Les sciences exactes sont peut-être utiles aux banquiers et aux chefs d’État. Dans la carrière d’un instituteur adjoint elles ne servent qu’à faire rater le brevet supérieur. Leurs solutions ne s’appliquent pas aux fonctionnaires de ma catégorie ; elles prouvent, clair comme le jour, qu’il leur est impossible de vivre. Un stagiaire qui penserait sincèrement que 2 et 2 font 4, n’aurait qu’à sortir de la vie par les voies les plus rapides.

Heureusement, il n’en est pas d’aussi naïfs. Chacun s’arrange, trouve un petit compromis qui lui permet de vivre quand même. Tous les misérables ont des trucs.
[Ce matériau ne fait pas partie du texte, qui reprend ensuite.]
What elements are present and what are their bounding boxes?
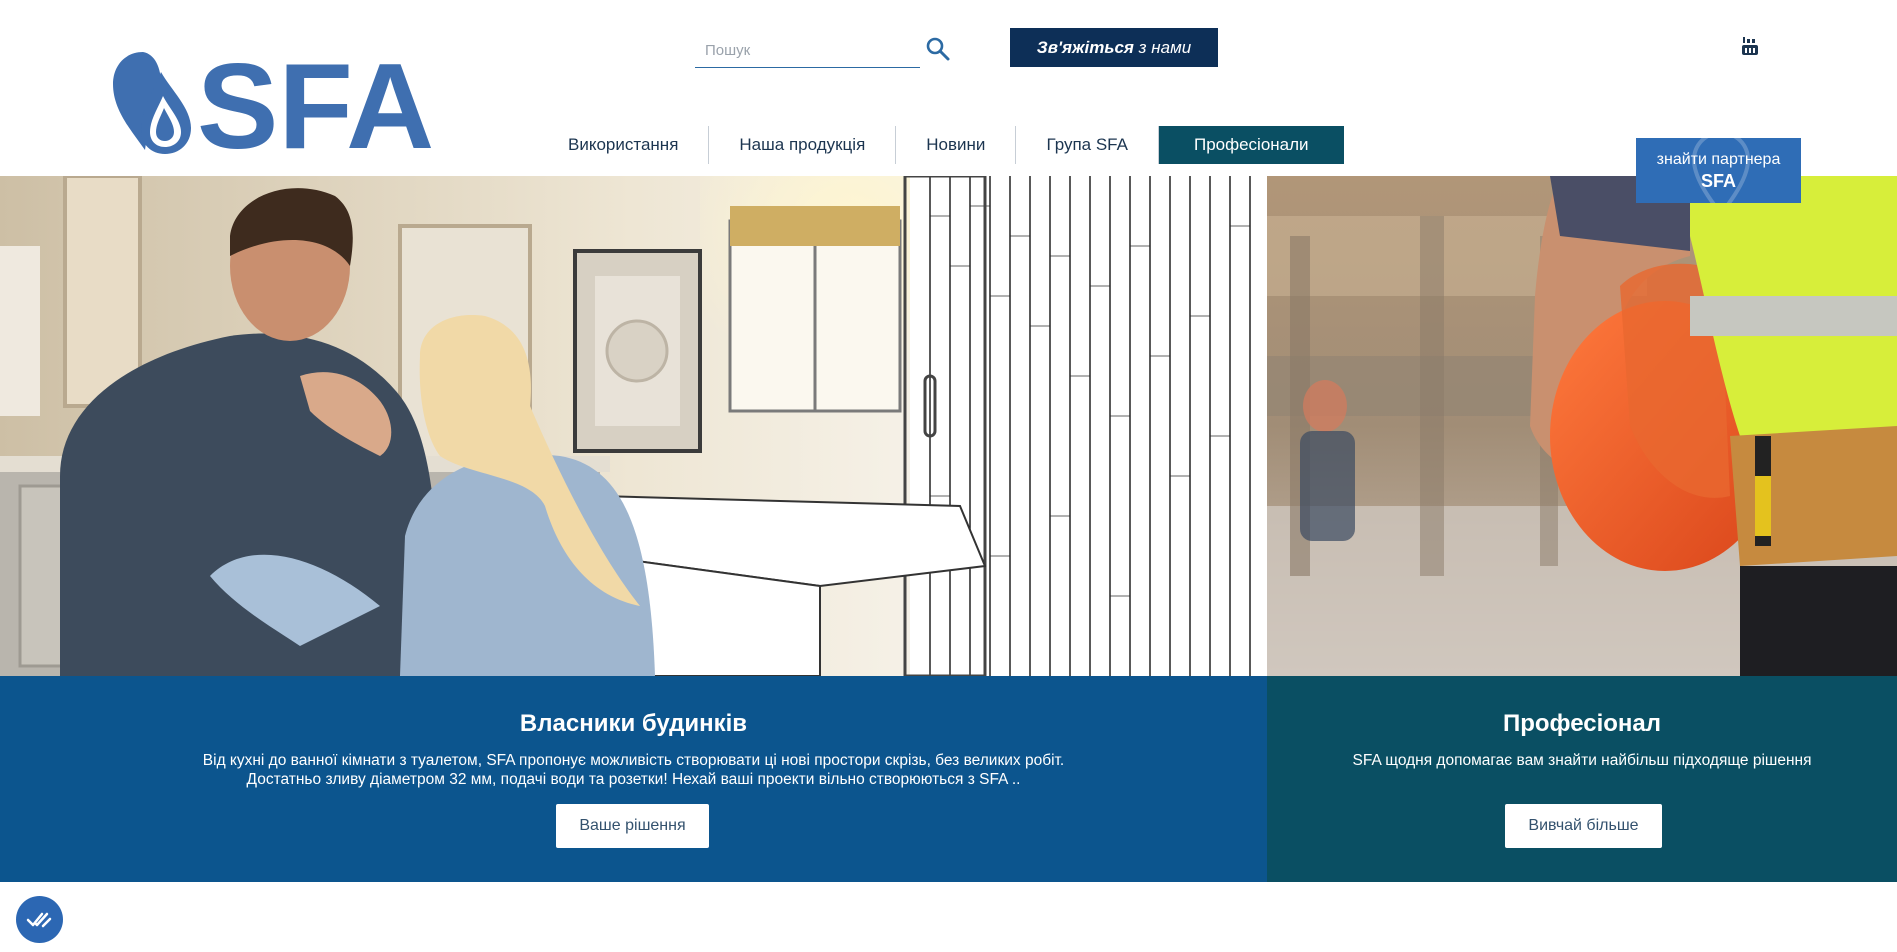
nav-item-professionals[interactable]: Професіонали: [1158, 126, 1344, 164]
sfa-logo-mark: SFA: [113, 50, 434, 156]
search-box: [695, 34, 920, 68]
nav-item-products[interactable]: Наша продукція: [709, 126, 895, 164]
search-input[interactable]: [695, 34, 875, 66]
contact-us-button[interactable]: Зв'яжіться з нами: [1010, 28, 1218, 67]
nav-item-news[interactable]: Новини: [896, 126, 1015, 164]
homeowners-text: Від кухні до ванної кімнати з туалетом, …: [0, 751, 1267, 789]
hero-illustration: [0, 176, 1897, 676]
search-button[interactable]: [925, 36, 951, 62]
your-solution-button[interactable]: Ваше рішення: [556, 804, 709, 848]
search-icon: [926, 37, 950, 61]
professional-text: SFA щодня допомагає вам знайти найбільш …: [1352, 752, 1812, 769]
professional-panel: Професіонал SFA щодня допомагає вам знай…: [1267, 676, 1897, 882]
cookie-consent-button[interactable]: [16, 896, 63, 943]
main-nav: Використання Наша продукція Новини Група…: [538, 126, 1344, 164]
learn-more-button[interactable]: Вивчай більше: [1505, 804, 1662, 848]
contact-bold-text: Зв'яжіться: [1036, 38, 1134, 57]
partner-line2: SFA: [1700, 171, 1736, 191]
partner-line1: знайти партнера: [1656, 151, 1781, 168]
hero-image: [0, 176, 1897, 676]
youtube-link[interactable]: [1740, 36, 1760, 56]
site-header: SFA Зв'яжіться з нами Використання Наша …: [0, 0, 1897, 176]
nav-item-group[interactable]: Група SFA: [1016, 126, 1158, 164]
youtube-icon: [1742, 37, 1758, 55]
homeowners-panel: Власники будинків Від кухні до ванної кі…: [0, 676, 1267, 882]
svg-text:SFA: SFA: [197, 50, 434, 156]
professional-title: Професіонал: [1502, 710, 1662, 737]
nav-item-usage[interactable]: Використання: [538, 126, 708, 164]
homeowners-title: Власники будинків: [519, 710, 748, 737]
double-check-icon: [26, 912, 52, 928]
contact-rest-text: з нами: [1133, 38, 1192, 57]
homeowners-text-line1: Від кухні до ванної кімнати з туалетом, …: [202, 752, 1065, 769]
homeowners-text-line2: Достатньо зливу діаметром 32 мм, подачі …: [246, 771, 1021, 788]
find-partner-button[interactable]: знайти партнера SFA: [1636, 138, 1801, 203]
sfa-logo[interactable]: SFA: [113, 50, 443, 156]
Notre budget, si nous prenions la peine de l’établir, fourmillerait d’équations où la fantaisie le disputerait à l’invraisemblance et devant lesquelles tous les calculateurs du monde s’arrêteraient, épatés.

Nous, nous résolvons ça par des artifices de cuisine.

Seulement, le mariage est une complication très grave. Je prévois que la situation va demander une ingéniosité beaucoup plus grande. Mais je ne veux pas me tracasser en vain ; si je suis misérable dans dix ou quinze ans, je le saurai et puis voilà ! J’ai le temps d’y penser. Je ne me préoccupe que de l’année en cours.